Plain English

Has Plain English Improved Public Companies' Disclosure Statements?

In the late ‘90s, the Securities and Exchange Commission (SEC) adopted a rule that required all securities registrants to use plain English in their prospectuses. Specifically, this rule said that companies should write the cover page, summary and risk factors sections in plain English. The move to plain English was expected to be “a profound cultural change” according to Isaac C. Hunt, Jr., Commissioner, U.S. Securities and Exchange Commission. From the SEC’s viewpoint, writing in plain English means:
  • Short and concise sentences and paragraphs
  • Active voice
  • Every day language
  • Descriptive headings
  • Bullets
  • Define words in the text and avoid using glossaries
  • Limit the legal and technical writing
  • Eliminate repetition
While the concept of plain English is not new, the main purpose of plain English in SEC filings was to help the average investor understand the company so they could make informed investment decisions. Almost ten years later, the question remains: Has the advent of plain English helped investors better understand the companies they are investing in? Decide for yourself. Read the following excerpts from a few of the companies that compose the Dow Jones Industrial Average and look for plain English violations.

Honeywell International Inc. Business Overview
"Honeywell International Inc. is a diversified technology and manufacturing company, serving customers worldwide with aerospace products and services, control, sensing and security technologies for buildings, homes and industry, turbochargers, automotive products, specialty chemicals, electronic and advanced materials, and process technology for refining and petrochemicals. Honeywell was incorporated in Delaware in 1985.”
Plain English Violations:
  • Honeywell’s business overview has a fog index of 23.6.
  • The paragraph contains two sentences, one of which contains 45 words.

Merck & Co. Inc. Business Overview
“During 2006, Merck continued to execute its strategy to reclaim its leadership position in the pharmaceutical industry.

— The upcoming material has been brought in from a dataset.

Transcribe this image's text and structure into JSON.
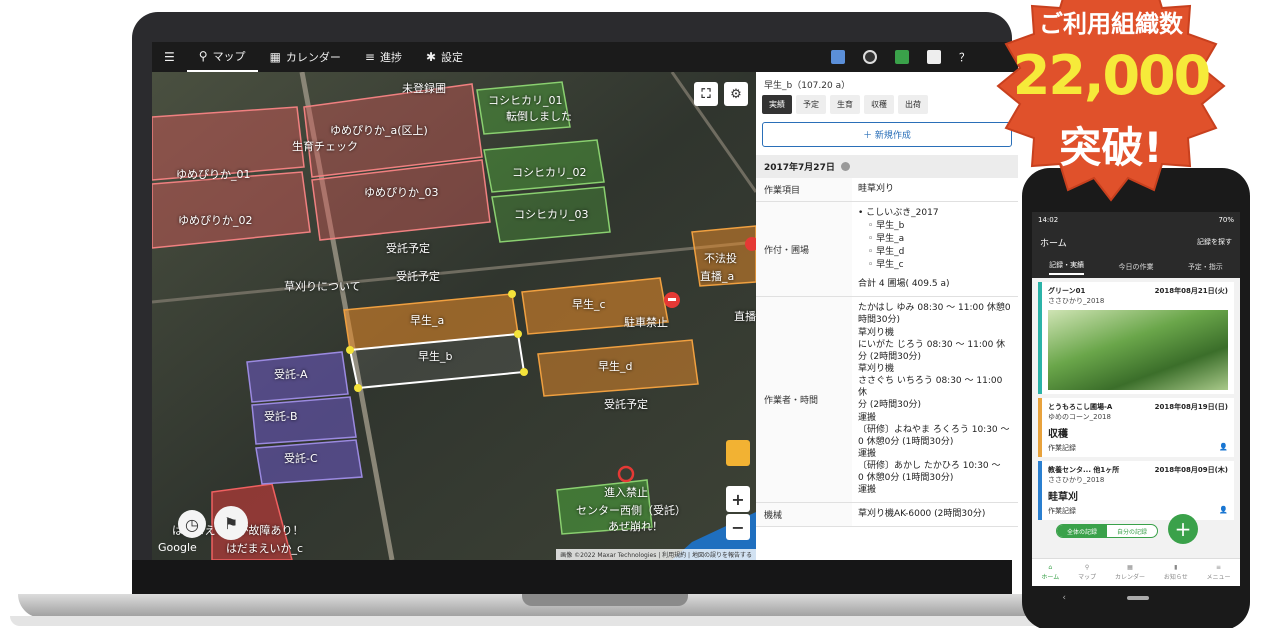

This was made evident through the successful launches of five novel medicines and vaccines in areas such as cancer prevention and diabetes, the advancement of drug candidates through every phase of the Company’s pipeline and the continued success of its newer and in-line products.”
Plain English Violations:
  • Merck’s business overview has a fog index of 18.3.
  • More than 50 percent of this paragraph is written in the passive voice.
  • On average there are 30.5 words per sentence.


Alcoa Inc. Risk Factor
“The aluminum industry is highly cyclical, with prices subject to worldwide market forces of supply and demand and other influences. Prices can be volatile. Although Alcoa uses contractual arrangements with customers, as well as forward, futures and options contracts, to manage its exposure to the volatility of LME-based prices, and is product and segment diversified, Alcoa’s results of operations could be affected by material adverse changes in economic or aluminum industry conditions generally or in the markets served by Alcoa, including the transportation, building and construction, distribution, packaging, industrial gas turbine and other markets.”
Plain English Violations
  • This risk factor has a fog index of 19.7.
  • "LME-based prices" is neither an average day phrase nor is it defined in the text.
  • On average there are 31.1 words per sentence.

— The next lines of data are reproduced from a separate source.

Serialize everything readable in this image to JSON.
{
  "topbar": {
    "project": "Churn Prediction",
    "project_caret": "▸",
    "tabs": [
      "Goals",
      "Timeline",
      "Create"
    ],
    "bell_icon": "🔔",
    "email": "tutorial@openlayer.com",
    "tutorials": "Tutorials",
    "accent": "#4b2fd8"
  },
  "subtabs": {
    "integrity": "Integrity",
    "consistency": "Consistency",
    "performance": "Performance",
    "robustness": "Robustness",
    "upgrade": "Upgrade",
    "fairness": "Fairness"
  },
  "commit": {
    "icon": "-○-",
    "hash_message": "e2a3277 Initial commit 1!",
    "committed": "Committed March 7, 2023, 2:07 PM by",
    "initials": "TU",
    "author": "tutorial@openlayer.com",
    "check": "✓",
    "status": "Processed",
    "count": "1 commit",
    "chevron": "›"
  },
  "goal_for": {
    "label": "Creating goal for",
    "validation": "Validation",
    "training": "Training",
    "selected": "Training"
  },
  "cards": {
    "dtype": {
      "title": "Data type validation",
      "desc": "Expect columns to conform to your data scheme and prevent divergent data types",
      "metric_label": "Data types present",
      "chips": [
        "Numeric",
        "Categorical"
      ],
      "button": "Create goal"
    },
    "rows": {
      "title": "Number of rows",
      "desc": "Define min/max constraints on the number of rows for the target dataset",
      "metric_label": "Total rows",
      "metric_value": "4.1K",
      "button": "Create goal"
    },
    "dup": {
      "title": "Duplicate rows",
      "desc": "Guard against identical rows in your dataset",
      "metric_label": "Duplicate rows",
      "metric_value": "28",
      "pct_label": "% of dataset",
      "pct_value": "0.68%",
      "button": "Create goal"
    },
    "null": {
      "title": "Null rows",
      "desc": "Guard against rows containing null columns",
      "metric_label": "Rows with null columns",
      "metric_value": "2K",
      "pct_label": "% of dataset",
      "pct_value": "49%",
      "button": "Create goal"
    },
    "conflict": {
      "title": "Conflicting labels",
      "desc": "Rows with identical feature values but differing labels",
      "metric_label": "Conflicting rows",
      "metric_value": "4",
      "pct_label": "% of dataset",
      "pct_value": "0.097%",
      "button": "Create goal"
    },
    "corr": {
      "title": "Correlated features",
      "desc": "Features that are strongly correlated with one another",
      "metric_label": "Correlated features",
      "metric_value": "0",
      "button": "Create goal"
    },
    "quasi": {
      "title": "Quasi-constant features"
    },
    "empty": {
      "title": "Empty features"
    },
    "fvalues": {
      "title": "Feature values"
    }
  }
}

While companies’ filings may be clearer than before plain English came along, there is still plenty of room for improvement.



References:
1Hunt, Isaac C. (Speaker). (1997). Transcript. Plain English and the U.S. Securities Markets. Rare Book, The Plain English Campaign's 5th International Conference. London, England.
2Plain English Disclosure: Securities and Commissions Exchange. Release Nos. 33-7497; 34-39593; IC-23011 (1998).